Railway finances: Let us get them firmly on track

Paper: GS – III, Subject: Indian Economy, Topic: Infrastructure, Issue: Reforming Indian Railway Finances.

Context:

The financial challenges faced by Indian Railways (IR) due to its subsidized fare structure and proposes a gradual shift towards a more commercially viable model, drawing parallels with the deregulation of India’s oil sector.

Key Highlights:

The Dilemma of Indian Railways:

  • Indian Railways (IR) has long grappled with the question of whether it should operate as a commercial enterprise or as a departmental undertaking prioritizing social objective.

Historically, governments have leaned towards the latter, resulting in political influence shaping various aspects of IR, including:

  • Track expansion: Decisions on where to expand the railway network.
  • Stops along routes: Adding or removing stops based on political considerations.
  • Train fares: Setting fares with a populist angle, often favoring lower-priced classes.

Recent Fare Revisions: A Drop in the Bucket:

  • The recent fare revision, effective December 26, 2025, exemplifies this dilemma.
  • While fares for AC and non-AC coaches on mail and express trains have increased, suburban fares and monthly season tickets, which cater to the largest segment of passengers, remain unchanged.
  • Ordinary-class travel for distances up to 215km has also been spared.
  • The estimated additional revenue of ₹1600 crore from this revision is a welcome but insufficient measure to address IR’s financial woes.

The Alarming Operating Ratio:

  • The Fifth Report of the Parliamentary Standing Committee on Railways (August 2025) highlights IR’s poor financial health, pointing out that its Operating Ratio (OR) has remained above 98% since 2022-23.
  • This means that for every rupee earned, almost a rupee is spent, leaving little for capital investments.
  • A weak OR forces IR to rely on budgetary support or borrowings, increasing its interest burden.

The Stark Contrast in Fares:

Indian Railways fares are significantly lower than those of comparable railway systems in other countries.

  • For example, a Vande Bharat seat from Delhi to Varanasi costs approximately $21-40, while an Amtrak ticket from Washington DC to Boston, covering a slightly shorter distance, costs $200-$500.

The Social Role of Indian Railways:

  • It is crucial to acknowledge IR’s vital role as the country’s lifeline, transporting around 20 million passengers daily, with numbers increasing to 30 million during festive seasons.
  • Beyond affordable transportation of freight and people, IR has been a powerful force for national integration and facilitates diverse economic activities.

The Need for Reform:

  • While weaning a country accustomed to subsidized rail travel off “freebies” will be challenging, it is necessary.
  • Even with an OR under 100%, IR consumes taxpayer funds that could be used for more deserving causes.

Lessons from the Oil Sector:

The deregulation of India’s oil sector offers a valuable precedent for gradually moving away from subsidies for rail travel.
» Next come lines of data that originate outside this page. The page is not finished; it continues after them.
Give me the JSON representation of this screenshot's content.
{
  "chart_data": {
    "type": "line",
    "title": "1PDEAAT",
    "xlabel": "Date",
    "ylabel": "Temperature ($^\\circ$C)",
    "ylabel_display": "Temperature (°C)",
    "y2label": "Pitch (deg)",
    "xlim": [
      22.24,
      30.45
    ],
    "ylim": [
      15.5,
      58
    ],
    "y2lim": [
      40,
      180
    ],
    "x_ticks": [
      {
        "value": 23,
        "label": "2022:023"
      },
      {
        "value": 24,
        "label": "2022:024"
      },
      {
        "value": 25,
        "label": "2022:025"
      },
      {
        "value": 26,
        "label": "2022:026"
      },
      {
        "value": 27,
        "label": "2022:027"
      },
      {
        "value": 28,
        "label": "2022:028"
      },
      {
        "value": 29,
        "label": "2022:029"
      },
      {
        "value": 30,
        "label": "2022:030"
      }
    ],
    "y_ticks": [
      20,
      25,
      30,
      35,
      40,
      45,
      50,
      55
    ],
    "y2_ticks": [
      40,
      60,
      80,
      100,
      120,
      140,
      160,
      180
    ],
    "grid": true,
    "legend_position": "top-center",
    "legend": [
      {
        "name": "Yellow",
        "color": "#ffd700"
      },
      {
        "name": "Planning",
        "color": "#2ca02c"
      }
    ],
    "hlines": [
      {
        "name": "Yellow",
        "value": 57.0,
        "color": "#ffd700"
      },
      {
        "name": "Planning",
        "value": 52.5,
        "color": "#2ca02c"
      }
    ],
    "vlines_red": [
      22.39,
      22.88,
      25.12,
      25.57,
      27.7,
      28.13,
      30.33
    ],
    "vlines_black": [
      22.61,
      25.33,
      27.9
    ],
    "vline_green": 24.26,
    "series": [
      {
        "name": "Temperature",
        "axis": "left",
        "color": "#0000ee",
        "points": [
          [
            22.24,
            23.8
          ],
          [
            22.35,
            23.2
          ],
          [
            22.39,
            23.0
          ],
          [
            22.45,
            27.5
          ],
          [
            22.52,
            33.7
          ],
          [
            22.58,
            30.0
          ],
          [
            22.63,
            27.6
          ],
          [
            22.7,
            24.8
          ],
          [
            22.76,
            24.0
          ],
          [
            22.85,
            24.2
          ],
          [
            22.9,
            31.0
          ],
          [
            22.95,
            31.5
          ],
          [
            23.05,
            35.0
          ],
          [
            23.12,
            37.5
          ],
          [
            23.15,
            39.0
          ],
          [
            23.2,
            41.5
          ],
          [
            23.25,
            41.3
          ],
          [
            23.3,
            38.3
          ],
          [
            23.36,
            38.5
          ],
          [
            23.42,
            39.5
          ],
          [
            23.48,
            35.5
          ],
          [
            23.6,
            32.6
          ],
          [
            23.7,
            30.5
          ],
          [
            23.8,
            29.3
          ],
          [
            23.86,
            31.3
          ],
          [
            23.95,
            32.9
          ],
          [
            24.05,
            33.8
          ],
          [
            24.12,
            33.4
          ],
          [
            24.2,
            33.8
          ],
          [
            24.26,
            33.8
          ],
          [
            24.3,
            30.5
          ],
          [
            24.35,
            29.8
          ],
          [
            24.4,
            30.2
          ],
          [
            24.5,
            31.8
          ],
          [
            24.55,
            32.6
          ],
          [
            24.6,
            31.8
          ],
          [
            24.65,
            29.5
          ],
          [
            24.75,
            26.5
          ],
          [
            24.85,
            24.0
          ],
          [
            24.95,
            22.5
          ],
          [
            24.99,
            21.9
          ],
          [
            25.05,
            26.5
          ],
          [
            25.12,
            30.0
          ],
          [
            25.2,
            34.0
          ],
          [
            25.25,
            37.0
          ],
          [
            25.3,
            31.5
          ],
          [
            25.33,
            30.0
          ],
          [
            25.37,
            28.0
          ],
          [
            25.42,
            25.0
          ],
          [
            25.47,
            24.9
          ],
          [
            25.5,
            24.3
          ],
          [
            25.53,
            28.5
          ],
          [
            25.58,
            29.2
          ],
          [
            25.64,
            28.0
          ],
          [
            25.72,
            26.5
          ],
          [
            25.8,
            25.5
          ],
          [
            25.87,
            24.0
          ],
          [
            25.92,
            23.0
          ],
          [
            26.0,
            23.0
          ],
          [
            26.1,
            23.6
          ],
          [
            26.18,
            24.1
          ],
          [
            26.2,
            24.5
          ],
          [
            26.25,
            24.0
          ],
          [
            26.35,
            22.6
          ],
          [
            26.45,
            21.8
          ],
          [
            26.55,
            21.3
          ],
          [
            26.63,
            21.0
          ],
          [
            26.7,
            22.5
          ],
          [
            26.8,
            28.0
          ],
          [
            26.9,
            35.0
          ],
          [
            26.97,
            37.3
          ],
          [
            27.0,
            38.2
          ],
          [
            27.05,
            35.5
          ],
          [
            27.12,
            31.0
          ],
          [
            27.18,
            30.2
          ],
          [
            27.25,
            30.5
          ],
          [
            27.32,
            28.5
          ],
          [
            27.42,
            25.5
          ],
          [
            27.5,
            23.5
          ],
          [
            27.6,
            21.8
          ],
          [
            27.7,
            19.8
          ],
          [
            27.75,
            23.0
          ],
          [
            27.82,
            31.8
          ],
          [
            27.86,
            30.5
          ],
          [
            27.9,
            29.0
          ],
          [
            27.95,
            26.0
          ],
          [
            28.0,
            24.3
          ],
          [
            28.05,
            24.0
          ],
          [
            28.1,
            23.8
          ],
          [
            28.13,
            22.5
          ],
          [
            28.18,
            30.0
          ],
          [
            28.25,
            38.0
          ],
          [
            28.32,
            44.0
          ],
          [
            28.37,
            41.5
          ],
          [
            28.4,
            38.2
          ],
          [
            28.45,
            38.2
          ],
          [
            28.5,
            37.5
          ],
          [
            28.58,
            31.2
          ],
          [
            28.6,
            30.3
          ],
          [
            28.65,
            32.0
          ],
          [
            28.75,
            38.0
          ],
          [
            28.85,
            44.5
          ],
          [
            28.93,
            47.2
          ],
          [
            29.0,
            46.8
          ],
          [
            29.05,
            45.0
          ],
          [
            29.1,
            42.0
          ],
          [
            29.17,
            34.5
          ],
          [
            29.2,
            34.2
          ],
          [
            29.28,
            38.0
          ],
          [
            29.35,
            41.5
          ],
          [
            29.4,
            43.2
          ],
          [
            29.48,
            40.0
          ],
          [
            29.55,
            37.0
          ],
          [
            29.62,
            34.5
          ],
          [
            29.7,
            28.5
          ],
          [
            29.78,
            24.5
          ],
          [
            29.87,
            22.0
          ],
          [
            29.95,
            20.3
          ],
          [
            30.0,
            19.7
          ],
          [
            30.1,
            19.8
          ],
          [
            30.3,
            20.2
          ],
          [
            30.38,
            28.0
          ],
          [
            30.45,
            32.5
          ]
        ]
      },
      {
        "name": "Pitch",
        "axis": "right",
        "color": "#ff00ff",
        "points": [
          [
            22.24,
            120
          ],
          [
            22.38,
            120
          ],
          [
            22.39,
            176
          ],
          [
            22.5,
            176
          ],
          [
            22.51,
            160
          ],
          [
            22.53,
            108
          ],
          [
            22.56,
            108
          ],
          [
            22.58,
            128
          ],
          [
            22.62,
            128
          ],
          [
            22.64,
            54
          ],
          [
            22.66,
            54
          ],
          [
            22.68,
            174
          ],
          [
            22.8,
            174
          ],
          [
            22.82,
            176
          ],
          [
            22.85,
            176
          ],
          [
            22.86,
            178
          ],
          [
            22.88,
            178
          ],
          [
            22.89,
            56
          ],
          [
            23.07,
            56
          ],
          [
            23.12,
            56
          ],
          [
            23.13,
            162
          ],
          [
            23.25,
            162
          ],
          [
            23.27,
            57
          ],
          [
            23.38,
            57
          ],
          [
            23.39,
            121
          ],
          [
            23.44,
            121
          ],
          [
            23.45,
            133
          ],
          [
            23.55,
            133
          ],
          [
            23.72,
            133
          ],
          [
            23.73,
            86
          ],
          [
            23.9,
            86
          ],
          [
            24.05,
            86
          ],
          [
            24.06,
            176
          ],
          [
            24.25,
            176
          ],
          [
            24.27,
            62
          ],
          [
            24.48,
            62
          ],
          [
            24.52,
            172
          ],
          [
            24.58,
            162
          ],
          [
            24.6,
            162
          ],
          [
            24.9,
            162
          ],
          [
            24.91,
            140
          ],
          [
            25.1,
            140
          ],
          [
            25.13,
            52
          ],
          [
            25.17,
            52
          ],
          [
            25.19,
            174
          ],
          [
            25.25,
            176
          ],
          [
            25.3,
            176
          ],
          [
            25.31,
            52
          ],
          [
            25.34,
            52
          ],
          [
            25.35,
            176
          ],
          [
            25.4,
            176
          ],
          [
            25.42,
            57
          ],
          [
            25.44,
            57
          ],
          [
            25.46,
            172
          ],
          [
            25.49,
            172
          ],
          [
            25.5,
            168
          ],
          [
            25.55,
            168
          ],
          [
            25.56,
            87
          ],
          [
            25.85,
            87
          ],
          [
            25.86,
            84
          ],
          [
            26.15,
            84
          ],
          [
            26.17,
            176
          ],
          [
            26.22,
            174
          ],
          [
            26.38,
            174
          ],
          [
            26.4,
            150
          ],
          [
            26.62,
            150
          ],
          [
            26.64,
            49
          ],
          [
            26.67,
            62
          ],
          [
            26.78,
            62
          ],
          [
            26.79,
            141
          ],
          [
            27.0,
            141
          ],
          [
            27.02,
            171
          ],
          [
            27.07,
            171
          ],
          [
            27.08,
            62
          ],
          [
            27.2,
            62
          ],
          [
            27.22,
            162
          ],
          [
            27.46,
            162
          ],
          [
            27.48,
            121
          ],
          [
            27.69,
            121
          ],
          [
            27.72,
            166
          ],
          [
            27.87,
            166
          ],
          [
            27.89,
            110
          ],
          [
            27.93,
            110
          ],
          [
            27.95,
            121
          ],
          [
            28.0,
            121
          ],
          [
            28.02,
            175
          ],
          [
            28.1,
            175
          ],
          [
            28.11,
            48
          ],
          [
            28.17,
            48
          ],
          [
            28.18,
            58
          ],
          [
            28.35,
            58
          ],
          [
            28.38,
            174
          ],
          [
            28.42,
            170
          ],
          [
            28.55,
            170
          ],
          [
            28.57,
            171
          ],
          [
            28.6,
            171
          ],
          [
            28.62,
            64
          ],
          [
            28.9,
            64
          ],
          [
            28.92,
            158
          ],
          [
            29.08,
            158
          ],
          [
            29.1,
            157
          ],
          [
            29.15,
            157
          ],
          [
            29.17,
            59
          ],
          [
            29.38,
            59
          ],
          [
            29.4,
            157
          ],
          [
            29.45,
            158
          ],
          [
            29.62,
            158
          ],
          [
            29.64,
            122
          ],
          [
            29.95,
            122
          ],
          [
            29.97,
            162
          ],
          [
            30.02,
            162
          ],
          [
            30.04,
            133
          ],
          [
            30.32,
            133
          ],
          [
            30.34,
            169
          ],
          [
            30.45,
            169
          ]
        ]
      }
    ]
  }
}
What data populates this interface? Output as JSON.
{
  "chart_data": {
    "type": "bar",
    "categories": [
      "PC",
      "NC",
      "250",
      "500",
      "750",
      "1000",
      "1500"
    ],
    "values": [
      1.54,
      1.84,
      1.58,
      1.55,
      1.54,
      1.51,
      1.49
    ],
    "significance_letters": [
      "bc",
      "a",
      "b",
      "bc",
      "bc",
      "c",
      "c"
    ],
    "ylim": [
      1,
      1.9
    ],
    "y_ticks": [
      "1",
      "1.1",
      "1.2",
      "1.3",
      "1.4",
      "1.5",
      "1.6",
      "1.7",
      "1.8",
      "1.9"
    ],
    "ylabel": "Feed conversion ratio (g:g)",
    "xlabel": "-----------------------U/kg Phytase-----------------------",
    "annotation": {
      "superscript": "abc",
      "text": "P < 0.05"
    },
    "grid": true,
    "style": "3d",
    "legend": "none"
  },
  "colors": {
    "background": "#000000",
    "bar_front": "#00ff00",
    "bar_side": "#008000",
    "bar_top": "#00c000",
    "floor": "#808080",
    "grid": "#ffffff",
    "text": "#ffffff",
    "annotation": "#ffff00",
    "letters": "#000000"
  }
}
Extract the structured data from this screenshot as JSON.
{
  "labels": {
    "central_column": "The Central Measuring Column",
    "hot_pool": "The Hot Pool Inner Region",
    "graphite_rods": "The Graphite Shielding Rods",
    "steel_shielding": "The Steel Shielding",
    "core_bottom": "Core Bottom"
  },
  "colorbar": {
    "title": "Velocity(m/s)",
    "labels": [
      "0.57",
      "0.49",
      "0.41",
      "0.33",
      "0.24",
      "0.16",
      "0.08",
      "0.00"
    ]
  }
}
This approach could involve:

  1. Phased Fare Increases
  2. Targeted Subsidies
  3. Improved Efficiency
  4. Public Awareness Campaigns

Indian Railways needs to be financially sound, even if reforms are politically difficult to sell. By learning from the oil sector’s deregulation, IR can gradually reduce its reliance on subsidies, improve its operating ratio, and ensure its long-term sustainability.